Früh war Rapoport klar, dass er Mathematiker werden will. „Ich hatte schon mit 16 ein Gefühl dafür, wie eine mathematische Theorie aufgebaut werden muss.“ Zwischenzeitlich habe er kurz über Experimentalphysik nachgedacht, aber dieses Fachgebiet erschien ihm zu „unsicher“. Zu unsicher?
Für den emeritierten Professor der Universität Bonn war genau das die Hauptmotivation für die Mathematik: Dort „sind die Ergebnisse unabhängig davon, wo sie erzielt werden, wann sie erzielt werden, unter welchen politischen Umständen, und so weiter. Wenn es in der Mathematik richtig ist, dann ist es auch richtig.“
Überzeugt ist Rapoport davon, dass jedes mathematische Problem lösbar ist. Außerdem begeistert sich der Wissenschaftler für einen Aspekt in seinem Fachgebiet, der für Außenstehende nicht sofort ersichtlich sein könnte.
Die Lösung schwerer Aufgaben – das Theoriegebäude der Mathematik – biete ihm "eine ästhetische Befriedigung, die kaum ein anderes wissenschaftliches Fach" biete. "Die Mathematik wird ja häufig angesiedelt zwischen Kunst und Wissenschaft“, erzählt der 73-Jährige.

Aus den USA in die DDR

Der mehrfach ausgezeichnete Mathematiker wurde 1948 in den USA geboren, erhielt später die österreichische Staatsbürgerschaft und lebte bis 1980 in der DDR. Weltpolitische Ereignisse haben in Rapoports Biografie deutliche Spuren hinterlassen. Die Eltern, beide stammen aus einer jüdischen Familie, flohen vor den Nazis in die USA. Als Kommunisten geächtet, ging die Familie von dort zunächst nach Österreich.
Dem Vater Mitja Rapoport, ein Biochemiker, wurde an der Charité in Ost-Berlin eine Professur angeboten. So zog man 1952 in die DDR. Die Mutter, die Kinderärztin Ingeborg Rapoport, wurde später Inhaberin des ersten europäischen Lehrstuhls für Neonatologie.
Wirklich begeistert seien seine Eltern von seiner Berufswahl nicht gewesen, sagt der Mathematiker. In ihren Augen „war Mathematik eine Kopfgeburt, die man schlecht überprüfen kann“.

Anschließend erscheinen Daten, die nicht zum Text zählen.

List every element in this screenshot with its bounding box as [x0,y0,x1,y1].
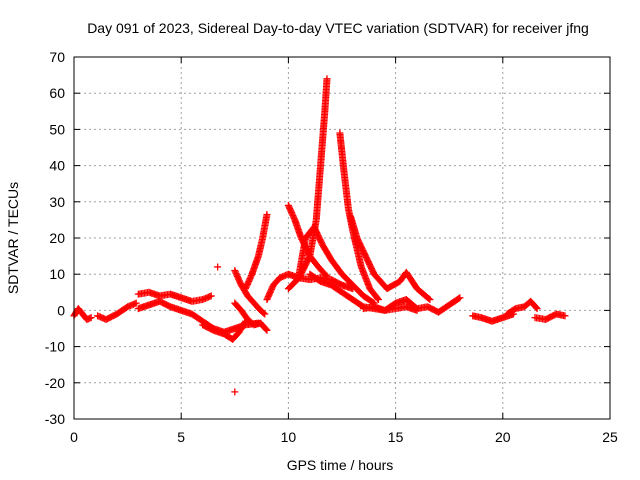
series-arc-a [70,305,95,323]
x-tick-label: 10 [281,429,297,445]
data-point [87,314,95,322]
data-point [260,309,268,317]
data-point [455,295,463,303]
data-point [533,305,541,313]
data-point [231,388,239,396]
data-point [532,304,540,312]
y-tick-label: 0 [57,302,65,318]
series-arc-h [242,210,271,293]
series-arc-b [94,299,140,323]
data-point [132,299,140,307]
series-arc-n [347,212,434,304]
y-tick-label: 70 [49,49,65,65]
x-tick-labels: 0 5 10 15 20 25 [70,429,618,445]
x-axis-label: GPS time / hours [287,457,394,473]
y-tick-label: 30 [49,194,65,210]
x-tick-label: 5 [177,429,185,445]
data-point [214,263,222,271]
data-point [456,294,464,302]
y-tick-label: -20 [45,375,65,391]
x-tick-label: 25 [602,429,618,445]
y-tick-label: 60 [49,85,65,101]
grid-lines [73,56,611,420]
y-tick-label: 10 [49,266,65,282]
data-point [323,272,331,280]
data-point [426,296,434,304]
data-point [261,310,269,318]
y-tick-label: -30 [45,411,65,427]
series-arc-f [231,299,271,334]
y-tick-label: 50 [49,121,65,137]
series-arc-c [134,288,215,305]
data-point [323,75,331,83]
x-tick-label: 20 [495,429,511,445]
data-point [374,296,382,304]
data-point [263,210,271,218]
data-point [207,292,215,300]
chart-title: Day 091 of 2023, Sidereal Day-to-day VTE… [87,20,589,36]
plot-frame [73,56,611,420]
series-outliers [214,263,239,396]
series-arc-l [295,223,378,307]
data-points [70,75,569,396]
data-point [561,312,569,320]
series-arc-s [531,310,569,323]
y-tick-label: -10 [45,339,65,355]
y-tick-label: 20 [49,230,65,246]
series-arc-p [359,294,464,316]
y-axis-label: SDTVAR / TECUs [5,182,21,294]
series-arc-r [503,297,541,318]
data-point [262,325,270,333]
series-arc-k [284,75,331,293]
data-point [322,271,330,279]
data-point [263,326,271,334]
y-tick-labels: -30 -20 -10 0 10 20 30 40 50 60 70 [45,49,65,427]
series-arc-e [199,317,250,343]
y-tick-label: 40 [49,158,65,174]
x-tick-label: 0 [70,429,78,445]
data-point [425,295,433,303]
data-point [373,294,381,302]
x-tick-label: 15 [388,429,404,445]
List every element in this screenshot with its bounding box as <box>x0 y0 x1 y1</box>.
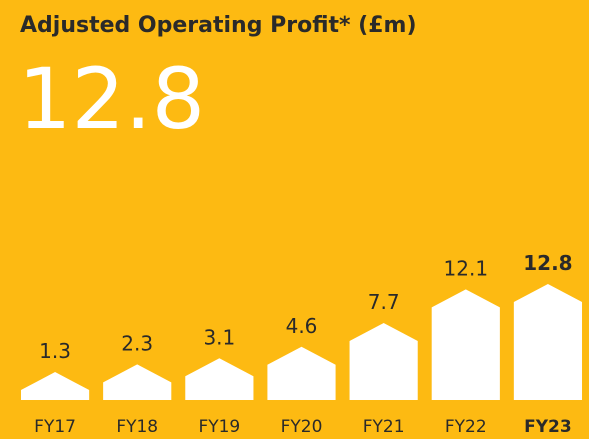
x-tick-label: FY23 <box>524 417 572 437</box>
value-label: 4.6 <box>286 314 318 338</box>
bar <box>103 364 172 400</box>
value-label: 7.7 <box>368 290 400 314</box>
x-tick-label: FY20 <box>281 417 323 437</box>
x-tick-label: FY21 <box>363 417 405 437</box>
bar <box>267 346 336 400</box>
value-label: 12.8 <box>523 251 572 275</box>
value-label: 1.3 <box>39 339 71 363</box>
bar <box>349 323 418 400</box>
bar <box>513 284 583 400</box>
value-label: 12.1 <box>444 256 489 280</box>
x-tick-label: FY17 <box>34 417 76 437</box>
value-label: 2.3 <box>121 331 153 355</box>
x-tick-label: FY22 <box>445 417 487 437</box>
headline-value: 12.8 <box>18 50 205 148</box>
bar <box>431 289 500 400</box>
chart-title: Adjusted Operating Profit* (£m) <box>20 13 417 38</box>
bar <box>185 358 254 400</box>
bar <box>20 372 90 400</box>
value-label: 3.1 <box>203 325 235 349</box>
x-tick-label: FY18 <box>116 417 158 437</box>
x-tick-label: FY19 <box>198 417 240 437</box>
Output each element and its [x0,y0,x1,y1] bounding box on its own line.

"Bei uns sind immer die Fetzen geflogen"

Auseinandersetzungen mit den Eltern habe es aber ständig gegeben, erinnert sich Michael Rapoport. „An unserem Frühstückstisch sind immer die Fetzen geflogen. Ganz egal, ob es um Politik ging oder um die letzten Sonaten von Schubert.“
Die unkritische Haltung seiner Eltern gegenüber der DDR habe er nie verstanden, sagt er: „Meine Zweifel tauchten schon auf, als ich vielleicht so zwölf war, als meine Eltern es gerne gesehen hätten, dass ich mich bei den Jungen Pionieren engagiere. Und da gab es dann diese ganzen Losungen, die man wiederholen sollte. Und ich bin vom Prinzip her, glaube ich, irgendwie ein geistiger Rebell. Dagegen habe ich mich schon gesträubt.“
Noch immer begreife er nicht, „wie zwei so intelligente Menschen an diesen Ideen immer weiter festhalten konnten, sich selber auch Denkverbote auferlegt hatten“, sagt der Mathematiker.

Für Laien unverständlich

1980 verließ Rapoport die DDR, lehrte unter anderem in Heidelberg, Köln und Bonn. 1992 wurde er mit dem Leibniz-Preis ausgezeichnet. Jedoch könne er bis heute Laien nicht wirklich erklären, womit er sich in seinem Fachgebiet genau beschäftigt. Aber die Zahl der Menschen, mit denen sich der Mathematiker darüber unterhalten könne, sei deutlich gestiegen. Waren es früher „ein paar Hundert Mathematiker“, gebe es jetzt „Tausende“.
Über seine Theorien mit anderen zu diskutieren, das sei für ihn noch immer wichtig. Aber Rapoport mag es auch, „zwei Zeilen in einer Arbeit zu lesen, dann den Rest des Tages über diese beiden Zeilen nachzudenken“. Das erkläre übrigens ganz nebenbei, warum er heute ein sehr langsamer Leser sei.